Wyświetl Pojedyńczy Post
Stary 16-08-2012, 00:20   #15
Sakura
 
Sakura's Avatar
 
Reputacja: 1 Sakura nie jest za bardzo znany
Post pisany razem z MG - pierwsze spotkanie z Tuńczykiem 1z3

Shiro Tengu, terytorium Klanu Żurawia; ranek 11-go dnia miesiąca Hantei, rok 1114


- Sumimasen! Isawa Maguro-sama... - zaczęła, gdy znów wróciła do pionu. - Gomen nasai, jeśli moje zachowanie jest nieodpowiednie. Nie wiem jak...

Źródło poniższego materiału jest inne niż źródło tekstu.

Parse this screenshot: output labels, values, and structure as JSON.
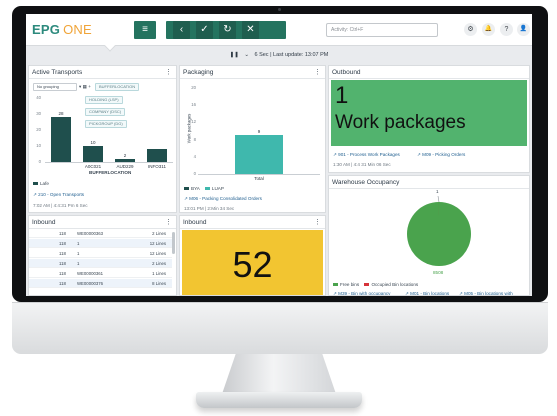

Sakura przerwała potok słów zdając sobie sprawę, że shugenja zadał jej proste, konkretne pytanie. Może nie mieć ochoty słuchać, że dziewczyna czuje się zagubiona i nie wie nawet, gdzie jest, ani nawet jak się tutaj znalazła. Nauczyła się już, że ronin nie ma prawa do zadawania pytań. Na pewno już nie ma prawa do zadawania pytań samurajom wyżej postawionym od niego, czyli... praktycznie wszystkim samurajom.

- Nie, Isawa Maguro-sama... - wróciła do właściwego wątku spuszczając na powrót głowę, którą nieopatrznie podniosła przed chwilą patrząc otwarcie na stojącego przed nią, młodego mężczyznę. Odpowiedziała pełnym zdaniem, choć czuła na policzkach zdradliwe ciepło.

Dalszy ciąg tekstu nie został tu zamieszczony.